Routine home care services during a patient’s first 60 days of being on hospice were reimbursed at a rate of $190.55 per day last year, according to the National Hospice and Palliative Care Organization (NHPCO). GIP, meant for pain control and symptom management that can’t be handled in other non-facility settings, was reimbursed at $734.94 per day.

“Sometimes, you see GIP stays that are really extraordinary for certain diagnoses,” the West Coast hospice executive said. “There are certainly individuals who play that game.”

Fraud is inherently deceptive, meaning the total cost of all hospice fraud is almost impossible to calculate and largely unknown at this point.

What is known: Just the act of fraudulently placing patients in higher care categories costs Medicare hundreds of millions of dollars each year. Hospice providers billed about one-third of all GIP stays inappropriately in 2012, costing Medicare $268 million, the most recent OIG report on the issue found.

Overall, the Department of Justice opened 967 new criminal and 948 new civil health care fraud investigations during its 2017 fiscal year, according to a joint annual report with HHS.

“It’s fair to say that most companies engaging in fraud or cheating the government recognize that getting caught and paying a fine has become a cost of doing business,” Schlein said.
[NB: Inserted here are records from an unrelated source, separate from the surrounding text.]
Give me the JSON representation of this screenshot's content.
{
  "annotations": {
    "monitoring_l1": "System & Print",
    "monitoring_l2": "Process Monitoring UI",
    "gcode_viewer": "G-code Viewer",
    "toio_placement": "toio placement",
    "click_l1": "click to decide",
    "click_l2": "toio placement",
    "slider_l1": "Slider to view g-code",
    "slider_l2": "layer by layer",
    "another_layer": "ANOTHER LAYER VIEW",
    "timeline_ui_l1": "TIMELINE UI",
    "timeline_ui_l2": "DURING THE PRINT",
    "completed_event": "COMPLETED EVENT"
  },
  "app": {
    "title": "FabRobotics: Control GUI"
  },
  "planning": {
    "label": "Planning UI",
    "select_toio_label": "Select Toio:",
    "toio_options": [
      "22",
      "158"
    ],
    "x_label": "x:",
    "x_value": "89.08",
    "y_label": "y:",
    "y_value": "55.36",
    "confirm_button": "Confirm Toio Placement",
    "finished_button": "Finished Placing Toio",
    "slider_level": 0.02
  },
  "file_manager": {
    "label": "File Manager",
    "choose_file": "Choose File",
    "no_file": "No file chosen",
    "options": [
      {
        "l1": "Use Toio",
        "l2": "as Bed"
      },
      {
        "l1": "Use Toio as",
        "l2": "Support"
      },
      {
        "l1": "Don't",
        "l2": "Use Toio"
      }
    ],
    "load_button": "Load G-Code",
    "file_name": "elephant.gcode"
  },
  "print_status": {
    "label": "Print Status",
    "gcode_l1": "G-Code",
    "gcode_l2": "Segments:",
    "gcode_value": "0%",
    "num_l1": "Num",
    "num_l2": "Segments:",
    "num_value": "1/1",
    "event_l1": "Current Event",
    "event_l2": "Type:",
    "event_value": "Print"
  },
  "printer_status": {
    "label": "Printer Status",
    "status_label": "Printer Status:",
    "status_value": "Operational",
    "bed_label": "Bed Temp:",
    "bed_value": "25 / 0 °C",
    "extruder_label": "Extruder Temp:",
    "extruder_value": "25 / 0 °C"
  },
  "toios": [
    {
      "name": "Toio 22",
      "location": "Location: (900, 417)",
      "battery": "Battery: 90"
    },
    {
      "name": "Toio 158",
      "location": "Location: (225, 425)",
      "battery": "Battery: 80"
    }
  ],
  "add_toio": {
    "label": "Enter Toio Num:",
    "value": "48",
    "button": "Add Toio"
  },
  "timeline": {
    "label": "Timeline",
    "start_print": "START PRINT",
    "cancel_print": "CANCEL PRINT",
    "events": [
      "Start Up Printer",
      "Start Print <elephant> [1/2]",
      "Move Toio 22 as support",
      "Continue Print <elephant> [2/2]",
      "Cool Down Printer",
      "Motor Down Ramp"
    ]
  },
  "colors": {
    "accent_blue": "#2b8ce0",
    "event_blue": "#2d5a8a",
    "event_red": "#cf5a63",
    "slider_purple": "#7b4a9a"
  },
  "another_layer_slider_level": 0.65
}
NHPCO response, OIG recommendations 

As a demographic group, baby boomers have helped drive attention paid to hospice, seeing value in being able to better control how, where and when they die. The market has seen that value as well, reflected by a string of recent hospice acquisition deals with sky-high valuations.

Fraud and improper billing may exist in the industry, but it isn’t “rampant,” Edo Banach—president and CEO of NHPCO, a not-for-profit hospice and palliative care organization—told HHCN.

“The fact is there are bad players in hospice, as there are in home care and nursing homes, certainly, and hospitals,” Banach said. “Rampant implies it exists across the board, and my experience is [that’s] not the case.

Any instance of improper billing is one instance too many, he said. With that in mind, NHPCO works diligently with Congress, the Centers for Medicare & Medicaid Services (CMS) and its members to make sure hospice providers are providing appropriate care and unlikely to make compliance mistakes.

“A lot of times when I see someone in the news being called out for … defrauding of Medicare, I am both chagrined and somewhat relieved to find out they are not a member of ours, to be honest,” Banach said. “Folks who join associations and take part in educational sessions are less likely to be out and flouting the rules. Where we do see some of our members getting into trouble is because of a difference of opinion about what is medically necessary and what’s not.”

OIG has made several recommendations to CMS to improve hospice oversight.

CMS should reform hospice payments to reduce the incentive for hospices to target beneficiaries with certain diagnoses and those likely to have long stays, OIG recommended. Medicare should also adopt a hospital transfer payment policy to lower hospital reimbursement for beneficiaries who are discharged early to hospice care and seek regulatory changes to establish more specific requirements for the frequency of hospice certification, according to the watchdog.

The FCA is often cited as the most effective means for holding fraudulent providers accountable, Schlein said. Even so, penalties recovered from FCA cases are often far less than the payments improperly received by a hospice, he said.

Treasure Coast hospice, for instance, was accused of defrauding Medicare by up to $72 million, but settled for only $2.5 million without admission of liability, TC Palm reported.

“[Whistleblowers play an incredibly important role in holding providers and companies accountable for committing fraud against the government,” Schlein said. “Still, when fraud is caught, in many cases, they get back only pennies on the dollar.”

How rampant fraud actually is—and what the most effective ways of combating it are—may be up for debate. Nonetheless, it’s safe to say that hospice providers should plan ahead for increased oversight and new policies in the coming months and years.